Neue Struktur der Deiche

 

Was im Gegensatz zu früheren Planungen neu bewertet wird, ist die Struktur der Deiche. Sie wird verändert. Die Deiche sollen zur Wasserseite flacher und länger auslaufen.  Nach neuesten Erkenntnissen ist dadurch eine höhere Sicherheit gegeben, um die Kraft der Wellen bei Sturmfluten zu brechen.

 

Mehr als 330.000 Menschen leben hier in Gebieten, die von Überflutung bedroht sind. Schleswig-Holstein hat eine Küstenlinie von 1.100 Kilometern. Auch die Ostseeküste ist bedroht.
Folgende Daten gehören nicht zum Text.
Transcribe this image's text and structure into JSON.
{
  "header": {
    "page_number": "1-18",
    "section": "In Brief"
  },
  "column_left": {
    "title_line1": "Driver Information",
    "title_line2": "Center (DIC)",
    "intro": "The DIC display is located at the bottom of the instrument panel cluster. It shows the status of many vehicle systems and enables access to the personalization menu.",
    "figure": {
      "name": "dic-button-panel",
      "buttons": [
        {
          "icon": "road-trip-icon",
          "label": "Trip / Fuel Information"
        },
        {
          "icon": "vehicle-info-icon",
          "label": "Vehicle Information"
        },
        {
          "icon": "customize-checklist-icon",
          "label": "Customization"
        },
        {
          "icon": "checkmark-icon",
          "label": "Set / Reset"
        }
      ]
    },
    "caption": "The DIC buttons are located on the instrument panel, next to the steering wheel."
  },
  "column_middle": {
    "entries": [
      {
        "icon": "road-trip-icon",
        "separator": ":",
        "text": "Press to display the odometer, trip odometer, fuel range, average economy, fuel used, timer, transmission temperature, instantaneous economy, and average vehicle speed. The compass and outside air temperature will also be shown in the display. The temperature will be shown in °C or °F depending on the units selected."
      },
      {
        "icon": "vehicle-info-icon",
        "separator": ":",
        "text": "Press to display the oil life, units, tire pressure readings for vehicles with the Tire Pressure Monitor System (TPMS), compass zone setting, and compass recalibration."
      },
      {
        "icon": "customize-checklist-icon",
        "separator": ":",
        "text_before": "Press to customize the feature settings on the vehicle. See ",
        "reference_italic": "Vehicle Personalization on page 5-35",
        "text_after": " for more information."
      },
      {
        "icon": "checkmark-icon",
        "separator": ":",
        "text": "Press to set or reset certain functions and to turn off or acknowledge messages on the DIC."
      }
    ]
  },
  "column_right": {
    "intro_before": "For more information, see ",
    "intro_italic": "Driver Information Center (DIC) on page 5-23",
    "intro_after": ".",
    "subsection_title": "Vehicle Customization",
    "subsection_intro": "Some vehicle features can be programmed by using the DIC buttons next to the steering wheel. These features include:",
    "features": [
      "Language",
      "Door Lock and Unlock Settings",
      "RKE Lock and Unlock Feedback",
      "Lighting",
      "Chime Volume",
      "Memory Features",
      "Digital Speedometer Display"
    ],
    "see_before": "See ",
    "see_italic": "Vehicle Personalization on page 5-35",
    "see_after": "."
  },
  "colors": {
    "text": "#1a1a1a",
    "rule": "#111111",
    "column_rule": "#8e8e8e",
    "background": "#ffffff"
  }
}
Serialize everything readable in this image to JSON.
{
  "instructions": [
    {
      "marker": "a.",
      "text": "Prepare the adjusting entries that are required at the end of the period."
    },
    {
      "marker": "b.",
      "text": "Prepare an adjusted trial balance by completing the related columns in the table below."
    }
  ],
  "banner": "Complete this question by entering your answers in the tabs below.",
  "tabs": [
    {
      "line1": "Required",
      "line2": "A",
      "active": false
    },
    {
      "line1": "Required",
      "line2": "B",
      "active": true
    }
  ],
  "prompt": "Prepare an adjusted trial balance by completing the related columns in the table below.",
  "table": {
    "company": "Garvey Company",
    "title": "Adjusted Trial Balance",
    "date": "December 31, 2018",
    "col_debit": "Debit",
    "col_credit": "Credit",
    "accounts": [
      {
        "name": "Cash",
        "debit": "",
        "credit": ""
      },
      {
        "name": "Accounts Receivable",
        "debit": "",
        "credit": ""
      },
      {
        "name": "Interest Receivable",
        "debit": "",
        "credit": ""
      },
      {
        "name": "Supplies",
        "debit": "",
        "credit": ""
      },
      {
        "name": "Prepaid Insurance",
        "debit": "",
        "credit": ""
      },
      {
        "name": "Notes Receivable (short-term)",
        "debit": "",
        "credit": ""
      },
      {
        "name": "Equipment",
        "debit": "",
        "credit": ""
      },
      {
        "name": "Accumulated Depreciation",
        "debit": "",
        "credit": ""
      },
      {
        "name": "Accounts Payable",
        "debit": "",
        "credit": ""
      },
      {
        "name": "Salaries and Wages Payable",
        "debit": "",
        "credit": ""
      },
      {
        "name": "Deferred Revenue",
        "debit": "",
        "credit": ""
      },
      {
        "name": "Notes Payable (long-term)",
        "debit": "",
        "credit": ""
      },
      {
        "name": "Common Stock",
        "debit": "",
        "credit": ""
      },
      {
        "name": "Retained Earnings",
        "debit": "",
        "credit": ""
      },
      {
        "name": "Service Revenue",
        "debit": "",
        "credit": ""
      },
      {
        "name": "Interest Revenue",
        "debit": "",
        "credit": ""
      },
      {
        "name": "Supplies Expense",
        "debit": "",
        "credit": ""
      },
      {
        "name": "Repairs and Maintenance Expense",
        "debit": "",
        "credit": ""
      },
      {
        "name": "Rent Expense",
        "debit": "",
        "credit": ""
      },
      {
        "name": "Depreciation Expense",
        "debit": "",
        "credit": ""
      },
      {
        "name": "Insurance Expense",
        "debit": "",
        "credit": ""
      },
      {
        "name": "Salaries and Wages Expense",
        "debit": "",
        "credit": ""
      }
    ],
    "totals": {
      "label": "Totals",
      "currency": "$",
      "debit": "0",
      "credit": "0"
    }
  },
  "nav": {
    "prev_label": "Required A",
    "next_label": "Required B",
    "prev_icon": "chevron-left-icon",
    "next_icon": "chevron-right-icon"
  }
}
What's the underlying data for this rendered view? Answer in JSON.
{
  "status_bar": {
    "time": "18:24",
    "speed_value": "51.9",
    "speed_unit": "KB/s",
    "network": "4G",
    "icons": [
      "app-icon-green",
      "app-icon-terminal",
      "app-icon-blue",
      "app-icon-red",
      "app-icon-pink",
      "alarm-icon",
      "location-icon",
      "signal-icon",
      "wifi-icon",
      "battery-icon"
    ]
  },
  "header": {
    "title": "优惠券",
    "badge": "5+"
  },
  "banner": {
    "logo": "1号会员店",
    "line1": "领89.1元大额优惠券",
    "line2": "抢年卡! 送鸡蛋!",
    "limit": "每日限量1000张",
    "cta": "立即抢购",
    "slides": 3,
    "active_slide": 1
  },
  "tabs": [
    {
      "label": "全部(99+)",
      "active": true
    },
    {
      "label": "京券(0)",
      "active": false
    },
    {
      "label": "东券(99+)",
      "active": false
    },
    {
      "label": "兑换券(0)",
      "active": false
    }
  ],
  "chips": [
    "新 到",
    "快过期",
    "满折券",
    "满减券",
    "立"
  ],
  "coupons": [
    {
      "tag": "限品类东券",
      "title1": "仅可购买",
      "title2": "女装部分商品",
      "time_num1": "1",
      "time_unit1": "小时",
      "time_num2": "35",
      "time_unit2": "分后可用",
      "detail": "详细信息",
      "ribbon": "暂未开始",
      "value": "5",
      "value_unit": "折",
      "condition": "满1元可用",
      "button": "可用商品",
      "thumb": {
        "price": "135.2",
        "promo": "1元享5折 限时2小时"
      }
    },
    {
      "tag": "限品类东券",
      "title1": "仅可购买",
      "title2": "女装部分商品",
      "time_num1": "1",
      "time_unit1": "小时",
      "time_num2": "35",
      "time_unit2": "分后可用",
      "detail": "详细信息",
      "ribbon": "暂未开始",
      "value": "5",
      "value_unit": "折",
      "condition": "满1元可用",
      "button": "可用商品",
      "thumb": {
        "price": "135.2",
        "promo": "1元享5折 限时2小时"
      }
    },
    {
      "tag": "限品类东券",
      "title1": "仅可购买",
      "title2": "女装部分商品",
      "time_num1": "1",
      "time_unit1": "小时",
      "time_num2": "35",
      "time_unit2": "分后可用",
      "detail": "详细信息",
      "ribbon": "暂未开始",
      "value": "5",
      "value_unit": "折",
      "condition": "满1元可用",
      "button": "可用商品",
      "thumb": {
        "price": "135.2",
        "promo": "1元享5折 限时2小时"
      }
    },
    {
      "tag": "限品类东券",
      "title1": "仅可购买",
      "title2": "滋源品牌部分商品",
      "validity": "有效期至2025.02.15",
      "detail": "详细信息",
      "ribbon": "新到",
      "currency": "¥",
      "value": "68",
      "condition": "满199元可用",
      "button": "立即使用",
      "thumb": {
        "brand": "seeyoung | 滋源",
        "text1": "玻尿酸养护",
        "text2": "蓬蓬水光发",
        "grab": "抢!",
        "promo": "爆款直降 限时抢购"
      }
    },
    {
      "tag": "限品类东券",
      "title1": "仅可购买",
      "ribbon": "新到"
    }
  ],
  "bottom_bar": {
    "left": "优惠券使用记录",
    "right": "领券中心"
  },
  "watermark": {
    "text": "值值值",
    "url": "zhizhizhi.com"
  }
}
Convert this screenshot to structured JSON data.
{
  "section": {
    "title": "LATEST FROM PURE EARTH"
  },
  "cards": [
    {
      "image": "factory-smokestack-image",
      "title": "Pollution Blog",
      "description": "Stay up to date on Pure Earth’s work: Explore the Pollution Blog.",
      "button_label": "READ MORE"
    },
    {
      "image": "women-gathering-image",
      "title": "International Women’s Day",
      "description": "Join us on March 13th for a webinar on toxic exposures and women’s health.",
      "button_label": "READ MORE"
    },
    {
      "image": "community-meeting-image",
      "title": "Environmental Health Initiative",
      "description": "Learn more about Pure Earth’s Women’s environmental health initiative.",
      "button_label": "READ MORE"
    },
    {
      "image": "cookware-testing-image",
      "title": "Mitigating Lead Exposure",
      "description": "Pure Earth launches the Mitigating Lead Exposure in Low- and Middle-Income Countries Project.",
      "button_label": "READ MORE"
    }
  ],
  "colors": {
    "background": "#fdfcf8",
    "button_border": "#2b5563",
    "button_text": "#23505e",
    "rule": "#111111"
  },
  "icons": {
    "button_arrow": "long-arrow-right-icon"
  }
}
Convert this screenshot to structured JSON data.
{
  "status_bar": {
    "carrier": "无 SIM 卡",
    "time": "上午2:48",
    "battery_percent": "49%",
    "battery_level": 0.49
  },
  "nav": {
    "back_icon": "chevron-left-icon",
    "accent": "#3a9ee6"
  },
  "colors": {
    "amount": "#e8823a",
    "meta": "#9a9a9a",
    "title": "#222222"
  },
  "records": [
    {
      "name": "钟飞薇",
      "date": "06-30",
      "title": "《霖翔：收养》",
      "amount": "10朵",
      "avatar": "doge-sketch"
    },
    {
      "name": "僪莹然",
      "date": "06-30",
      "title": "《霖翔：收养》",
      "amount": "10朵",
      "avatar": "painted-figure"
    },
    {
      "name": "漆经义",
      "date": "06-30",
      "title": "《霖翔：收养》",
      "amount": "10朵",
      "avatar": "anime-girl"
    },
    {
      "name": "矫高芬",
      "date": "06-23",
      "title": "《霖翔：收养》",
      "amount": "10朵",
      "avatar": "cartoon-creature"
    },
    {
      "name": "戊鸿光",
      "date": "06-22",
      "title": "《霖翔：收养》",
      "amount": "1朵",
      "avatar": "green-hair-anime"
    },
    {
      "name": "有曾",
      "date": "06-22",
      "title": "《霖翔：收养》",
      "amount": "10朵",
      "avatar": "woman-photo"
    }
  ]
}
Durch nachhaltige Schutzmaßnahmen soll die Küste zwischen Kappeln im Norden und Timmendorf im Süden an die Folgen des Klimawandels angepasst werden. 74 Kilometer Landesschutzdeiche werden zu „Klimadeichen“ umgebaut, die nach derzeitigem Kenntnisstand bis in das nächste Jahrhundert auch bei einer ungünstigen Entwicklung des künftigen Meeresspiegelanstiegs sicher sein sollen.

 

Küstenschutz als Wahlkampfthema

 

Etwa ein Viertel der Landesfläche Schleswig-Holsteins ist Ministeriumsangaben zufolge potenziell durch Sturmfluten gefährdet.  Dies ist bei insgesamt 2,9 Millionen Einwohnern ein beträchtlicher Teil eines Landes, in dem am 8. Mai ein neuer Landtag gewählt wird. Die Angst vor der großen Flut wird insbesondere von den Grünen im nördlichsten Bundesland als Wahlkampfthema genutzt. Ihr Umweltminister und Habeck-Nachfolger Jan Philipp Albrecht, der nach der Wahl zur Heinrich Böll-Stiftung ins flutsichere Berlin wechselt, zieht in diesen Tagen durchs Land und redet landauf-landab auch abseits der Küsten von einem möglicherweise um bis zu 1,30 Meter ansteigenden Meeresspiegel in gut 100 Jahren.

 

Bei solchen Prognosen kommen auch sturmerprobte Nordfriesen ins Grübeln. Die bunten Farben der amtierenden Jamaika-Koalition, sind nach einer neuesten Umfrage von einem verlängerten Haltbarkeitsdatum geprägt. Schwarz, grün und gelb haben in Schleswig-Holstein weiterhin gute Chancen. CDU-Ministerpräsident Daniel Günther will natürlich der Kapitän bleiben, wenn im Mai wieder nach den Jamaika-Farben gewählt werden sollte.